The Register may have written about it.
This is what I could find, from 2005:
"our previous gusset-moistening reports into technoticklers"
https://www.theregister.com/2005/11/23/ipod_accessory/
Ooh, available in 6 colours:
https://www.theregister.com/2005/10/28/bluetooth_device/
One sentence from a 2000 article leads to a link:
https://www.theregister.com/2000/08/30/voodoo_gets_12_000_volt/
Actual link coming in the next toot..
@phf @buttplugio
I FOUND IT!
"Fully Y2K compatible!
You can safely ignore all of the horror stories of your vibrators suddenly shutting off on January 1st, 2000. With the iBrator you can usher in the new millennium with multiple, quivering orgasms"

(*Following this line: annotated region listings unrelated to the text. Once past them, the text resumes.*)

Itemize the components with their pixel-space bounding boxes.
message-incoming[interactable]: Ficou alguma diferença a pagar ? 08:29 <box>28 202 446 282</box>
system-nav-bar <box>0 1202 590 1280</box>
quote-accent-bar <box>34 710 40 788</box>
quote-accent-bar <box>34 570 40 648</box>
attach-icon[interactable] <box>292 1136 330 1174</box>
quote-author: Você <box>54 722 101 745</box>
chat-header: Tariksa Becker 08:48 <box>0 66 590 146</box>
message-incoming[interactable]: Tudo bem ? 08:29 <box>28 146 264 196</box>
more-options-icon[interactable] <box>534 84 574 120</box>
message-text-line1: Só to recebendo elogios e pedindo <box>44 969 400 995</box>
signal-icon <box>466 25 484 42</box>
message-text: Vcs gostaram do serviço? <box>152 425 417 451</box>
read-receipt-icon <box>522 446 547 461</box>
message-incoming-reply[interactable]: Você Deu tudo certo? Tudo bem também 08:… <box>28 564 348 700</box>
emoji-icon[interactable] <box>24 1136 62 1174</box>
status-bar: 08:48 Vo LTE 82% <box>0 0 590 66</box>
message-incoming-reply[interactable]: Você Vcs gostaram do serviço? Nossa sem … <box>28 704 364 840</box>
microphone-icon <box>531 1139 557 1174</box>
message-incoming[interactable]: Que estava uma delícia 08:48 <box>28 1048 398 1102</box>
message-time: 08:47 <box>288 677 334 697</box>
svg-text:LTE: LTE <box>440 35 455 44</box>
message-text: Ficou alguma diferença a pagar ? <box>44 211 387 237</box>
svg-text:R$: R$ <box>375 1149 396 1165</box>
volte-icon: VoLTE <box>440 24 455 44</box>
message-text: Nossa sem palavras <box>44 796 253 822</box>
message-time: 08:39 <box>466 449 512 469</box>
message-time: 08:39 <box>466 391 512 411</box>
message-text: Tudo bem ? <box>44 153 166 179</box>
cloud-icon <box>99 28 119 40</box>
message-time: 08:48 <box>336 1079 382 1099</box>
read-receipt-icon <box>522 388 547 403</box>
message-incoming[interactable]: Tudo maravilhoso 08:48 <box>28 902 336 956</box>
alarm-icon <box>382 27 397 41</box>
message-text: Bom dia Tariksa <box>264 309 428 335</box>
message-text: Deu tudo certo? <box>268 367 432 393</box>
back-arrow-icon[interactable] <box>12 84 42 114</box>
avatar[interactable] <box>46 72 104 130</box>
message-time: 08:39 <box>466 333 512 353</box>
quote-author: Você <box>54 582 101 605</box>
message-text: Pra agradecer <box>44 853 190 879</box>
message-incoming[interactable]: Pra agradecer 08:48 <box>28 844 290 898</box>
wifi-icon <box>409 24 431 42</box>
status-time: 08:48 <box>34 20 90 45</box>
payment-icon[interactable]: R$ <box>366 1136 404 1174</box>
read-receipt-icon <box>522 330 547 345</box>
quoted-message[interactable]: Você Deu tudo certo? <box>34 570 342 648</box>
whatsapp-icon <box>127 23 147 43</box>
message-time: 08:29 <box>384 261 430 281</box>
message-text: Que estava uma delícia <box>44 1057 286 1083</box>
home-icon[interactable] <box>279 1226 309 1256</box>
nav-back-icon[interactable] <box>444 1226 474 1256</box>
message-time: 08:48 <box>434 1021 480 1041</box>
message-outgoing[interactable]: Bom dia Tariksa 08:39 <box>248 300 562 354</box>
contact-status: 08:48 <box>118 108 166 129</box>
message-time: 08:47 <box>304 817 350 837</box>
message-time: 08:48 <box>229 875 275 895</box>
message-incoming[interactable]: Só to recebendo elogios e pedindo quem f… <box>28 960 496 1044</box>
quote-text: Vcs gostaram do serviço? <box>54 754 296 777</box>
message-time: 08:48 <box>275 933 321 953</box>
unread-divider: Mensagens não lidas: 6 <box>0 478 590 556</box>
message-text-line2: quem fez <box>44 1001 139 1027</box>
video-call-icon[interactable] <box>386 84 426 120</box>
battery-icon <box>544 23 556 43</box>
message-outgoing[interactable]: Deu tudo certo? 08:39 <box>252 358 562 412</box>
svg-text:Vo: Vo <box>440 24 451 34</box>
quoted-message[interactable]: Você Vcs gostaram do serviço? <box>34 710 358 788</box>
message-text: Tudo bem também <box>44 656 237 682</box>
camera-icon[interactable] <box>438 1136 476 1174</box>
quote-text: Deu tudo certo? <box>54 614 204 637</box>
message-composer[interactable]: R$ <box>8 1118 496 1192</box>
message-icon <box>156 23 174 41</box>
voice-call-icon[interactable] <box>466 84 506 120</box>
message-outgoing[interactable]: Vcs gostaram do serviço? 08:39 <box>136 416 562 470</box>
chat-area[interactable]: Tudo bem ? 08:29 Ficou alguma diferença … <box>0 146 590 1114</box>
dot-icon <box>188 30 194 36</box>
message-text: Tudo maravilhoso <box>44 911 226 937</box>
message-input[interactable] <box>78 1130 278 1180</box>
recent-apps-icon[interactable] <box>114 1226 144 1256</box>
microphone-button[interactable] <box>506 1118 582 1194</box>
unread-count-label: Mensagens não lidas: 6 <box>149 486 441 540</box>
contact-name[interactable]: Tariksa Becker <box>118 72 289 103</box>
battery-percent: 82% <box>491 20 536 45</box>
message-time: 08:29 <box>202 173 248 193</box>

"Now, with the power of USB you can connect up to 127 different iBrators for a sweaty, gang-banging marathon!
Plus, the iBrator draws power directly from your USB port - no more recharging!"
https://web.archive.org/web/20000302131226/http://www.ibrator.com:80/ibrator.html
@buttplugio I thought vibe coding was like when you make an LLM do it for you?
Terminology usage does not compute, brain.exe has stopped responding.
Congratulations on your expanded reach! Or should I say "flared user base"?